Neuroscientifically, habits involve the basal ganglia brain region’s motor control. When a habit is formed, neural pathways strengthen through repetition, making the behaviour more efficient and less reliant on the prefrontal cortex, which governs conscious decision-making.
In summary:
A habit is a behaviour pattern acquired through frequent repetition that, once established, is performed automatically in response to contextual cues.
1. Cue (or Trigger):
A signal that tells your brain to start a behaviour. It can be anything your brain associates with a habit—time of day, location, emotional state, other people, or an immediately preceding action.
2. Craving:
The motivational force behind the habit. It’s the desire or urge that drives you to take action. Cravings are about the state change you want to experience, not the habit itself.
3. Action:
The actual behaviour or habit you perform in response to the cue and craving.
4. Reward:
The positive outcome or benefit you get from the action satisfies your craving and reinforces the habit loop, making it more likely to happen again.
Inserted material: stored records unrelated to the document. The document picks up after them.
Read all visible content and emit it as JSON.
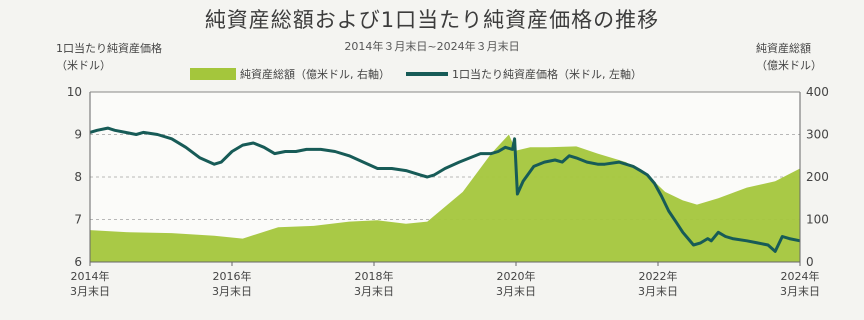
{
  "chart_data": {
    "type": "line",
    "title": "純資産総額および1口当たり純資産価格の推移",
    "subtitle": "2014年３月末日~2024年３月末日",
    "ylabel_left": [
      "1口当たり純資産価格",
      "（米ドル）"
    ],
    "ylabel_right": [
      "純資産総額",
      "（億米ドル）"
    ],
    "legend": {
      "area": "純資産総額（億米ドル, 右軸）",
      "line": "1口当たり純資産価格（米ドル, 左軸）"
    },
    "left_axis": {
      "min": 6,
      "max": 10,
      "ticks": [
        6,
        7,
        8,
        9,
        10
      ],
      "tick_labels": [
        "6",
        "7",
        "8",
        "9",
        "10"
      ]
    },
    "right_axis": {
      "min": 0,
      "max": 400,
      "ticks": [
        0,
        100,
        200,
        300,
        400
      ],
      "tick_labels": [
        "0",
        "100",
        "200",
        "300",
        "400"
      ]
    },
    "x_range": [
      2014.25,
      2024.25
    ],
    "x_ticks": [
      {
        "x": 2014.25,
        "year": "2014年",
        "month": "3月末日"
      },
      {
        "x": 2016.25,
        "year": "2016年",
        "month": "3月末日"
      },
      {
        "x": 2018.25,
        "year": "2018年",
        "month": "3月末日"
      },
      {
        "x": 2020.25,
        "year": "2020年",
        "month": "3月末日"
      },
      {
        "x": 2022.25,
        "year": "2022年",
        "month": "3月末日"
      },
      {
        "x": 2024.25,
        "year": "2024年",
        "month": "3月末日"
      }
    ],
    "grid": "dashed-horizontal",
    "series": [
      {
        "kind": "area",
        "axis": "right",
        "color": "#a4c63c",
        "x": [
          2014.25,
          2014.8,
          2015.4,
          2016.0,
          2016.4,
          2016.9,
          2017.4,
          2017.9,
          2018.3,
          2018.7,
          2019.0,
          2019.5,
          2019.9,
          2020.15,
          2020.25,
          2020.45,
          2020.7,
          2021.1,
          2021.4,
          2021.8,
          2022.1,
          2022.35,
          2022.6,
          2022.8,
          2023.1,
          2023.5,
          2023.9,
          2024.25
        ],
        "values": [
          75,
          70,
          68,
          62,
          55,
          82,
          85,
          95,
          98,
          90,
          95,
          165,
          255,
          300,
          262,
          270,
          270,
          272,
          255,
          235,
          205,
          165,
          145,
          135,
          150,
          175,
          190,
          220
        ]
      },
      {
        "kind": "line",
        "axis": "left",
        "color": "#175b57",
        "x": [
          2014.25,
          2014.35,
          2014.5,
          2014.6,
          2014.75,
          2014.9,
          2015.0,
          2015.2,
          2015.4,
          2015.6,
          2015.8,
          2016.0,
          2016.1,
          2016.25,
          2016.4,
          2016.55,
          2016.7,
          2016.85,
          2017.0,
          2017.15,
          2017.3,
          2017.5,
          2017.7,
          2017.9,
          2018.1,
          2018.3,
          2018.5,
          2018.7,
          2018.9,
          2019.0,
          2019.1,
          2019.25,
          2019.45,
          2019.6,
          2019.75,
          2019.9,
          2020.0,
          2020.1,
          2020.2,
          2020.23,
          2020.27,
          2020.35,
          2020.5,
          2020.65,
          2020.8,
          2020.9,
          2021.0,
          2021.1,
          2021.25,
          2021.4,
          2021.5,
          2021.7,
          2021.9,
          2022.0,
          2022.1,
          2022.2,
          2022.3,
          2022.4,
          2022.5,
          2022.6,
          2022.75,
          2022.85,
          2022.95,
          2023.0,
          2023.1,
          2023.2,
          2023.3,
          2023.5,
          2023.65,
          2023.8,
          2023.9,
          2024.0,
          2024.1,
          2024.25
        ],
        "values": [
          9.05,
          9.1,
          9.15,
          9.1,
          9.05,
          9.0,
          9.05,
          9.0,
          8.9,
          8.7,
          8.45,
          8.3,
          8.35,
          8.6,
          8.75,
          8.8,
          8.7,
          8.55,
          8.6,
          8.6,
          8.65,
          8.65,
          8.6,
          8.5,
          8.35,
          8.2,
          8.2,
          8.15,
          8.05,
          8.0,
          8.05,
          8.2,
          8.35,
          8.45,
          8.55,
          8.55,
          8.6,
          8.7,
          8.65,
          8.9,
          7.6,
          7.9,
          8.25,
          8.35,
          8.4,
          8.35,
          8.5,
          8.45,
          8.35,
          8.3,
          8.3,
          8.35,
          8.25,
          8.15,
          8.05,
          7.85,
          7.55,
          7.2,
          6.95,
          6.7,
          6.4,
          6.45,
          6.55,
          6.5,
          6.7,
          6.6,
          6.55,
          6.5,
          6.45,
          6.4,
          6.25,
          6.6,
          6.55,
          6.5
        ]
      }
    ]
  }
}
Cue: Waking up or entering the kitchen in the morning.
Craving: The desire to feel alert and energised.
Action: Brewing and drinking a cup of coffee.
Reward: Feeling awake and focused reinforces the habit of drinking coffee every morning.
Cue: Hearing a notification sound or feeling bored.
Craving: The urge for social connection or entertainment.
Action: Unlock your phone and scroll through social media.
Reward: Feeling entertained or connected, which makes you want to check your phone again.